Mood:
![](https://ly.lygo.net/af/d/blog/common/econ/doh.gif)
Topic: family
I'm listening to the sound of two dogs simultanously chewing bones in two different rooms. Their saliva driven jaws are very loud, crunching and slurping. Already this morning I have taken a shower, gone to Walmart to get dog bones, gone to the Dollar Store (more dog bones!), Grocery Store and Blockbuster Movies.
Yesterday the big puppy Cerberus pulled a plant off a windowsill, dug out the plant and ate it, and started chewing on the plant container. When London came home from work and school there was a big pile of dirt for her to clean up. Tears followed shortly after. Why hadn't Mike and I noticed what Cerberus was doing? We were both home when it happened. The truth is, since London was away, the grown-ups were playing captured slave and mean, wicked master. Gasp! We could leave our bedroom door open and make noise!
The hard part of the evening wasn't the loss of my plant, it was a rather pitiful specimin that had seen better days, no, the hard part was finding what to say to help London to feel better. At first Mike did a no-no, closing the bedroom door with him and London secluded inside and me on the outside. Before London came to live with us he and I had discussed just such an event occuring, and why it needed to be avoided. I don't mind Mike and London having private conversations, it is a natural thing for the two of them to do given their long history of being close pals. But I had requested that if a private conversation is to occure it needs to happen outside of the house, out on a drive or walk or in a coffee shop. What I was afraid of was hearing whispering voices behind my back or, as happened yesterday, walking though our tiny apartment with the knowledge plain as day that I am physically and symbolically shut out of a portion of my home as well as their relationship.
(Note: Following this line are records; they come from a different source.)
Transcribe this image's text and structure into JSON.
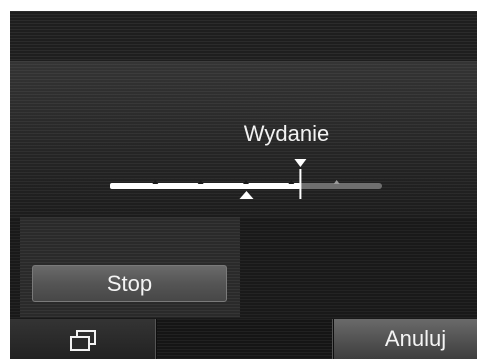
{
  "setting": {
    "label": "Wydanie",
    "level": 0.7,
    "positions": 6
  },
  "buttons": {
    "stop": "Stop",
    "cancel": "Anuluj"
  },
  "icons": {
    "display": "display-mode-icon"
  },
  "colors": {
    "track_filled": "#ffffff",
    "track_empty": "#6f6f6f",
    "background": "#1a1a1a"
  }
}
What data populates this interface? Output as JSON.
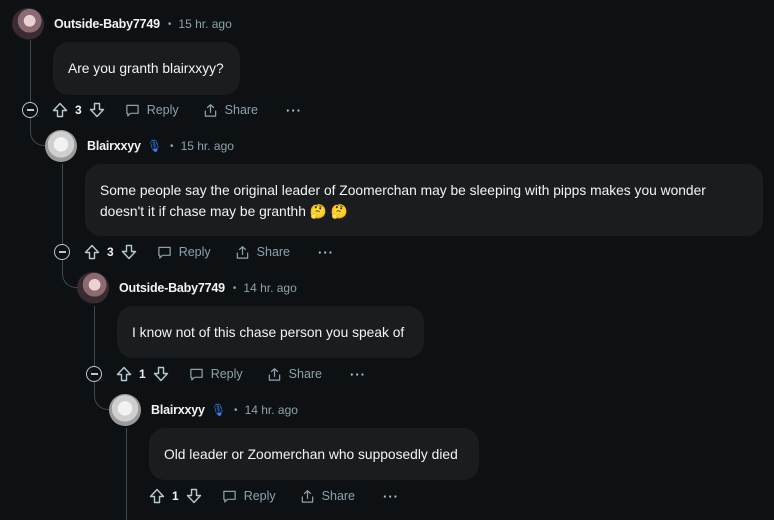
{
  "comments": [
    {
      "username": "Outside-Baby7749",
      "time": "15 hr. ago",
      "text": "Are you granth blairxxyy?",
      "score": "3",
      "reply_label": "Reply",
      "share_label": "Share",
      "more_label": "···"
    },
    {
      "username": "Blairxxyy",
      "time": "15 hr. ago",
      "text": "Some people say the original leader of Zoomerchan may be sleeping with pipps makes you wonder doesn't it if chase may be granthh 🤔 🤔",
      "score": "3",
      "reply_label": "Reply",
      "share_label": "Share",
      "more_label": "···"
    },
    {
      "username": "Outside-Baby7749",
      "time": "14 hr. ago",
      "text": "I know not of this chase person you speak of",
      "score": "1",
      "reply_label": "Reply",
      "share_label": "Share",
      "more_label": "···"
    },
    {
      "username": "Blairxxyy",
      "time": "14 hr. ago",
      "text": "Old leader or Zoomerchan who supposedly died",
      "score": "1",
      "reply_label": "Reply",
      "share_label": "Share",
      "more_label": "···"
    }
  ],
  "separator": "•",
  "colors": {
    "background": "#0e1113",
    "bubble": "#1a1d20",
    "mic_badge": "#3b82f6"
  }
}
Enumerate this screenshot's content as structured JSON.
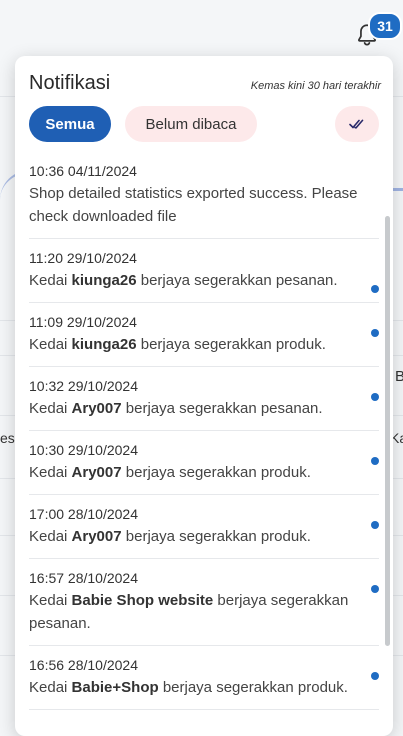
{
  "header": {
    "notification_count": "31"
  },
  "background": {
    "fragments": [
      "B",
      "esa",
      "Ka"
    ]
  },
  "panel": {
    "title": "Notifikasi",
    "subtitle": "Kemas kini 30 hari terakhir",
    "tabs": [
      {
        "label": "Semua",
        "active": true
      },
      {
        "label": "Belum dibaca",
        "active": false
      }
    ]
  },
  "notifications": [
    {
      "time": "10:36 04/11/2024",
      "pre": "Shop detailed statistics exported success. Please check downloaded file",
      "bold": "",
      "post": "",
      "unread": false
    },
    {
      "time": "11:20 29/10/2024",
      "pre": "Kedai ",
      "bold": "kiunga26",
      "post": " berjaya segerakkan pesanan.",
      "unread": true
    },
    {
      "time": "11:09 29/10/2024",
      "pre": "Kedai ",
      "bold": "kiunga26",
      "post": " berjaya segerakkan produk.",
      "unread": true
    },
    {
      "time": "10:32 29/10/2024",
      "pre": "Kedai ",
      "bold": "Ary007",
      "post": " berjaya segerakkan pesanan.",
      "unread": true
    },
    {
      "time": "10:30 29/10/2024",
      "pre": "Kedai ",
      "bold": "Ary007",
      "post": " berjaya segerakkan produk.",
      "unread": true
    },
    {
      "time": "17:00 28/10/2024",
      "pre": "Kedai ",
      "bold": "Ary007",
      "post": " berjaya segerakkan produk.",
      "unread": true
    },
    {
      "time": "16:57 28/10/2024",
      "pre": "Kedai ",
      "bold": "Babie Shop website",
      "post": " berjaya segerakkan pesanan.",
      "unread": true
    },
    {
      "time": "16:56 28/10/2024",
      "pre": "Kedai ",
      "bold": "Babie+Shop",
      "post": " berjaya segerakkan produk.",
      "unread": true
    }
  ],
  "colors": {
    "accent": "#1f5fb4",
    "badge": "#1f6cc3",
    "unread_dot": "#1f6cc3",
    "pill_bg": "#fde9ea"
  }
}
The rule of the house is that London is free to shut her door anytime and I never enter her room without asking first. But the balance of emotions between the three of us drastically changes when someone shuts themselves up in the room with her, excluding the other. Mike and I didn't want either of our relationship with London eclipsing the relationship that Mike and I have with each other. I can't allow myself to have secrete confidings with London about my feelings about her father, and he knows that he can't do too much about bringing his troubles with me to burdan her either. Heaping the secrets of either adult on London may feel like an honor and endear emotional closeness but it is an unfair burdan as well. Simply put, people in this little household cannot be pitted two against one. The one unfair but necessary exclusion is when Mike and I come to a joint decision and tell London want we want or how we feel. In an email to London before she came to Vermont, her Dad made me wince when he said so bluntly - "We are the alpha's and you are the beta."
I don't completely understand why London was so unhappy but I can understand that being in a new state without any friends is hard. She just started school and a job and I am keeping my fingers crossed that she will meet kids her age that way. I also wonder if Mike and I seeming like such a unified front isn't a bit lonely and intimidating. There was good three year span in her teenage years when the two of them lived in a house alone together and did everything together. Now the Dad of old days has changed. Mike decided that the closeness they shared then, at this point in her adult life (and with me in the picture) would be, as he put it, "unhealthy".
One night the three of us were in bed together watching the excellent Russian supernatural thriller "Night Watch" when I glanced over and saw London curled up against her father like a little girl. I remarked to Mike that it felt a little uncomfortable having another woman so intimate - even in a childlike way - with him in our bed. The next day at work Mike emailed me. He had been thinking, what if the shoe were on the other foot? What if, we were watching a movie in bed, and I had my 21 year old son curled up at my side? Mike then wrote, "Ehwwwwwwwwww!" He was really distrubed at that picture.
The three people in a bed thing can't be avoided since our television screen is located on a chest of drawers at the foot of the bed. We are a houshold with two bedrooms, a jam-packed library (over 4,000 books) and a kitchen. No living room or family room! We have managed to fit three very comfortable chairs into the library and there is a sofa in the kitchen so each room has a comfortable place to hang out in. Talking about the situation kinda diffused it for me, and now I have made peace with how we watch movies together.
The flurry of activity this morning was to make sure that London had her favorite food for breakfast, a bone for her dog, and to surprise her with the new Colin Ferrel movie love story that she has been dying to see, "A Brave New World". It would be nice if the three of us could take karate lessons together, we all have Tuesday nights free. However, as Queen of the Budget, I want to wait until after the winter and after our next tax return to see how much money is safely in our savings account. Right now the account is depleated because of the trip to San Fransico. So, instead of karate, Tuesday night is going to be Family Night with an emphasis on honoring London's place in the family. What we cook that night for dinner will be decided by London. Then, London and her Dad can go together to Blockbuster Movies and rent whatever movie London wants for all three of us to watch together.